1
votes

I want to do some basic transformation to my below sample JSON, I want to change the value of the timeStamp tag to date format and want to add a new tag created_ts with value of current_timestamp to the my expected JSON output using NiFi.

Sample JSON:

{"name": "SAMPLE_NAME","timeStamp": "1477307252000","value": "-0.06279052","quality": "1090"}

Expected JSON:

{"name": "SAMPLE_NAME","timeStamp": "2016-11-08 14:46:13.674","value": "-0.06279052","quality": "1090","created_ts":"2016-11-08 14:46:13.674"}

Can you please help with the detail steps to follow in Apache NiFi/HDF.

1
I am able to add new field created_ts using jolt, but still struggling with how to convert "timeStamp": "1477307252000" to "timeStamp": "2016-11-08 14:46:13.674" format. - nilesh1212

1 Answers

4
votes

data transformation not implemented.

check the official doc:

https://github.com/bazaarvoice/jolt#stock-transforms

Stock Transforms

The Stock transforms are:

shift       : copy data from the input tree and put it the output tree
default     : apply default values to the tree
remove      : remove data from the tree
sort        : sort the Map key values alphabetically ( for debugging and human readability )
cardinality : "fix" the cardinality of input data.  Eg, the "urls" element is usually a List, 
                    but if there is only one, then it is a String

Currently, all the Stock transforms just effect the "structure" of the data.

To do data manipulation, you will need to write Java code.

If you write your Java "data manipulation" code to implement the Transform interface, then you can insert your code in the transform chain.


So, to complete your task I see two main variants:


V1:

Use the sequence of following processors:

EvaluateJsonPath -> UpdateAttributes -> AttributesToJSON

in EvaluateJsonPath define for each field attributes with expressions like $.name, $.timeStamp, ...

in UpdateAttributes convert the format of timeStamp and define new attributes:

attribute  |   value/expression
-----------------------------------------------------------
timeStamp  |   timeStamp:format('yyyy-MM-dd HH:mm:ss.SSS')
created_ts |   now():format('yyyy-MM-dd HH:mm:ss.SSS')

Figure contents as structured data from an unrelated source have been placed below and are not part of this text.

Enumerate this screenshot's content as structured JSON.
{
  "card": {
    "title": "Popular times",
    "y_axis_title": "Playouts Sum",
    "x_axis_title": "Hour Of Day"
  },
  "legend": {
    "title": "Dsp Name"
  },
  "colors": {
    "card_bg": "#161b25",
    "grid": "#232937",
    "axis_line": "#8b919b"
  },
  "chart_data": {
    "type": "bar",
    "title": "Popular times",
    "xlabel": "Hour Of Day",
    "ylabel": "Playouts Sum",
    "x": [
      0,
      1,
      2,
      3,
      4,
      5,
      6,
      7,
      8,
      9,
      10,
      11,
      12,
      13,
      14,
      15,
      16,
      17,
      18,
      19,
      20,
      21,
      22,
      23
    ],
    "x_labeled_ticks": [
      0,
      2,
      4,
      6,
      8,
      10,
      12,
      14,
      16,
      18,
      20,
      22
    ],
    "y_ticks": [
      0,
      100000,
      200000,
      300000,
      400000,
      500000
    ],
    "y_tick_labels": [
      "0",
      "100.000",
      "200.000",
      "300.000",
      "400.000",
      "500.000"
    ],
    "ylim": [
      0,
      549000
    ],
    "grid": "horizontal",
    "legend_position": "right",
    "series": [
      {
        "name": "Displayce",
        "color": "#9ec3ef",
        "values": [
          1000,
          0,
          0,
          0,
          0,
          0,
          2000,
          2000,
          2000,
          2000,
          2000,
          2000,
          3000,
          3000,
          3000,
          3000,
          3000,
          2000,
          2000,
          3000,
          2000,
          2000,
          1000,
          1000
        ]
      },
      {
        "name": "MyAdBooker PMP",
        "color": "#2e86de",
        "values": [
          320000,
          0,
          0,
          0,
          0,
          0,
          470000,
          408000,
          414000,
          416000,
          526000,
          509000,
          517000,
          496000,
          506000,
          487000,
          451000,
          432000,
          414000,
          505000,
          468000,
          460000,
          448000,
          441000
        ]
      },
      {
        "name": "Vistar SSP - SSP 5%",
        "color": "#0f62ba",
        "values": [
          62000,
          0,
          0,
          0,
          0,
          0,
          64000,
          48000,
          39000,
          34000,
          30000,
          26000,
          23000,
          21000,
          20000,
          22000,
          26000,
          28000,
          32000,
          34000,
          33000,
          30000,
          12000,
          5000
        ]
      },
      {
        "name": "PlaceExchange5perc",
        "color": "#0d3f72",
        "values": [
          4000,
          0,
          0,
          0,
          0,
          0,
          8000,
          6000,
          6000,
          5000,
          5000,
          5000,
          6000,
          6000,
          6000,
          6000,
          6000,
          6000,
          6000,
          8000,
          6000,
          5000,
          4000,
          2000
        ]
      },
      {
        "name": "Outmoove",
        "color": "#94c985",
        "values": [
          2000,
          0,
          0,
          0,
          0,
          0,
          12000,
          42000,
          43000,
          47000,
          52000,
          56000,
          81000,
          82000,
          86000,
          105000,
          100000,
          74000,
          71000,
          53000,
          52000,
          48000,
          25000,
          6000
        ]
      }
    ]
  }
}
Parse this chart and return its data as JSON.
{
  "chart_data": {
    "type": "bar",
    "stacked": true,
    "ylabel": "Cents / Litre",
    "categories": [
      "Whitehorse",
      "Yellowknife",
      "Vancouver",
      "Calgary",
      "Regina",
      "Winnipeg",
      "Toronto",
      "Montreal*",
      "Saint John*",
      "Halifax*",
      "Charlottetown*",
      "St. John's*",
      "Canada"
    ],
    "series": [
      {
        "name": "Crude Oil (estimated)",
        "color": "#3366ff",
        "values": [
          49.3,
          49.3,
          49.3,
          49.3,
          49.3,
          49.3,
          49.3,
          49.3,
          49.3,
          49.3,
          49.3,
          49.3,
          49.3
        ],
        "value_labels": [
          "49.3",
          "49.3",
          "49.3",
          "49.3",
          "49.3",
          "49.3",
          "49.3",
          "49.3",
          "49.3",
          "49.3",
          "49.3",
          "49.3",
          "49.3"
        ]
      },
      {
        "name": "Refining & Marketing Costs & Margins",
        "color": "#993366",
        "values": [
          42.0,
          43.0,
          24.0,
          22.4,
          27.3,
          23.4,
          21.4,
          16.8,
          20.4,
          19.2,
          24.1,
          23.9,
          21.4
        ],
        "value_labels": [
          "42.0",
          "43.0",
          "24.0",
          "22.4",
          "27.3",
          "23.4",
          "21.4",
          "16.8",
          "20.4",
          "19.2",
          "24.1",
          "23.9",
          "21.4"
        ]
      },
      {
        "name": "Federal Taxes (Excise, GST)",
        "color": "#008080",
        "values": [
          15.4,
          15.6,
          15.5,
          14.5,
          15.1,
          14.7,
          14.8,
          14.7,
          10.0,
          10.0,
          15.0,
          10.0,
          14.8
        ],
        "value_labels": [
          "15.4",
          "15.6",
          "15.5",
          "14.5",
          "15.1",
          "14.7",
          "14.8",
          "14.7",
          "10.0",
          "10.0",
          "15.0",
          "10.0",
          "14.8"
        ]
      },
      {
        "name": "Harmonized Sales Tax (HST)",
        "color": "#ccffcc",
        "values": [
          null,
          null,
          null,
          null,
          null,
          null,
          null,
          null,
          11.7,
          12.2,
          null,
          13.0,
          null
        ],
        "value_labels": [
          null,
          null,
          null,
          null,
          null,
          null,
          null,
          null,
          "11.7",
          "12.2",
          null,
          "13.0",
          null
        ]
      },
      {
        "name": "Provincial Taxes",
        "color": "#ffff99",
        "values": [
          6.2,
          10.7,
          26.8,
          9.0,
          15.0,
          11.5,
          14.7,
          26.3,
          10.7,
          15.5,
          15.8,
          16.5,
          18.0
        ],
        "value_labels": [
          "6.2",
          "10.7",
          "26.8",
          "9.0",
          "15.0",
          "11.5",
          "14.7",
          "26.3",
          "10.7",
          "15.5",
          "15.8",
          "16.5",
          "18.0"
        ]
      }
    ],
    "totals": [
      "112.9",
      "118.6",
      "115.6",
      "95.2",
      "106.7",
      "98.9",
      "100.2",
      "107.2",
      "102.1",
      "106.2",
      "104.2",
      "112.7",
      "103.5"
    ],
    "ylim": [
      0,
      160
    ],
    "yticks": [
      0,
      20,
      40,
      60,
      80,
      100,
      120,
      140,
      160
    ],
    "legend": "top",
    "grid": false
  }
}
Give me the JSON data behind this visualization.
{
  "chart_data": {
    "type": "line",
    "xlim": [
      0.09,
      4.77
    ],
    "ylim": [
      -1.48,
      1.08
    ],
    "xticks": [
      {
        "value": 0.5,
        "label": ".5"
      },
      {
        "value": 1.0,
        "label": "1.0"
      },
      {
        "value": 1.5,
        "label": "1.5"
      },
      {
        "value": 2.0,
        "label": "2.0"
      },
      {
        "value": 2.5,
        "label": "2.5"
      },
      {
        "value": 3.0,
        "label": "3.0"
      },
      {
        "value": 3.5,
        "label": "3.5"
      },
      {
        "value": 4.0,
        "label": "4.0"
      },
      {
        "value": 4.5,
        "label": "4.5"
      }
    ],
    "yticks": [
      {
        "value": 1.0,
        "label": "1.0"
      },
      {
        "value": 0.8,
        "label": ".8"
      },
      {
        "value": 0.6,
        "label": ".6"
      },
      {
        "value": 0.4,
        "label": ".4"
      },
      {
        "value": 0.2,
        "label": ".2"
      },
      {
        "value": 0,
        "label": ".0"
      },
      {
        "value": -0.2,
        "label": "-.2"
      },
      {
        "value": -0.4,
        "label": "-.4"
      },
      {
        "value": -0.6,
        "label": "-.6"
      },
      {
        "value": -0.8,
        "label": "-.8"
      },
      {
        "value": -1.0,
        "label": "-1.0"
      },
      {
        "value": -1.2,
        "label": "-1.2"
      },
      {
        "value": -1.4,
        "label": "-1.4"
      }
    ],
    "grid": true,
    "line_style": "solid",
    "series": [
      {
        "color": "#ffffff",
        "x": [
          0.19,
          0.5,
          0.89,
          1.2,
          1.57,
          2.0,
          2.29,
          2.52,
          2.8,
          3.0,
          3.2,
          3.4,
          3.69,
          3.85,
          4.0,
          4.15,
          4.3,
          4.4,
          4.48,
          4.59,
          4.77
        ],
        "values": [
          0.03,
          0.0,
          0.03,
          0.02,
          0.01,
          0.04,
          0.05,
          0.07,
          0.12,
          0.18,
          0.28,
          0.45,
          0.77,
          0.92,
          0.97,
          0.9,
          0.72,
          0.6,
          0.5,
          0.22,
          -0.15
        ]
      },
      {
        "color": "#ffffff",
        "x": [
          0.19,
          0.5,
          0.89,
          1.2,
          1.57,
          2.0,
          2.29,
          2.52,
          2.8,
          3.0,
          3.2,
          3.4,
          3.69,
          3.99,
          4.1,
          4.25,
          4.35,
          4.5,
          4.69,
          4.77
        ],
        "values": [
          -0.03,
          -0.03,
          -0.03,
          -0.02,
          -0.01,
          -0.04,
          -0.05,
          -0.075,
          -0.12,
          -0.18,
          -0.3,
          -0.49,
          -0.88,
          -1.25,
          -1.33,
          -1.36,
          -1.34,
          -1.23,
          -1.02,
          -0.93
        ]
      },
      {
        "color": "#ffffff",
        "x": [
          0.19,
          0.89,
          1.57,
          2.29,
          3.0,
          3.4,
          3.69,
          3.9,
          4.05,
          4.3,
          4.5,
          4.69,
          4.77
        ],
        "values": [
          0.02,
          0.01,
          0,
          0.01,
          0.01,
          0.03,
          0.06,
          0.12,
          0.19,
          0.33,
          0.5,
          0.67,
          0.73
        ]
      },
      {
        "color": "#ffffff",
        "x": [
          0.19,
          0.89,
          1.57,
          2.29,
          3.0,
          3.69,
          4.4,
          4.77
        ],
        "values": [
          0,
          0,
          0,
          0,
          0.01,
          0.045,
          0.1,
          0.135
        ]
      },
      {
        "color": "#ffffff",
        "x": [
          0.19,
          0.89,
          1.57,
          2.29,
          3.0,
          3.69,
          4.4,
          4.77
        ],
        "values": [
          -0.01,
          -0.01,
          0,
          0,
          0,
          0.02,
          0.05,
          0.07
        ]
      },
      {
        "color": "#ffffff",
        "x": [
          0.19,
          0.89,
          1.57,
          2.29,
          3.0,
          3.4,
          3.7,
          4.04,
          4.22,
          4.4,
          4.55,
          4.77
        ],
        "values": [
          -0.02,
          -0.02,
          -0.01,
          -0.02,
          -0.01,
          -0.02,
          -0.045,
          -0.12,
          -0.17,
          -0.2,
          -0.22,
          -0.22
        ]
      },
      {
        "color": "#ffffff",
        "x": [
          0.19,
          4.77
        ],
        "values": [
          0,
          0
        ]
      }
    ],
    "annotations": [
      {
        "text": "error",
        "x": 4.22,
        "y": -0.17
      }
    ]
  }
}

in AttributesToJSON define Attributes List to be stored as json object into file content


V2: use ExecuteScript processor with following code:

import groovy.json.JsonSlurper
import groovy.json.JsonBuilder

def ff = session.get()
if(!ff)return
ff = session.write(ff, {rawIn, rawOut->
    // transform streams into reader and writer
    rawIn.withReader("UTF-8"){reader->
        rawOut.withWriter("UTF-8"){writer->
            //parse reader into Map
            def json = new JsonSlurper().parse(reader)
            //change/set values
            json.timeStamp = new Date(json.timeStamp as Long).format('yyyy-MM-dd HH:mm:ss.SSS')
            json.created_ts = new Date().format('yyyy-MM-dd HH:mm:ss.SSS')
            //write changed object to writer
            new JsonBuilder(json).writeTo(writer)
        }
    }
} as StreamCallback)
session.transfer(ff, REL_SUCCESS)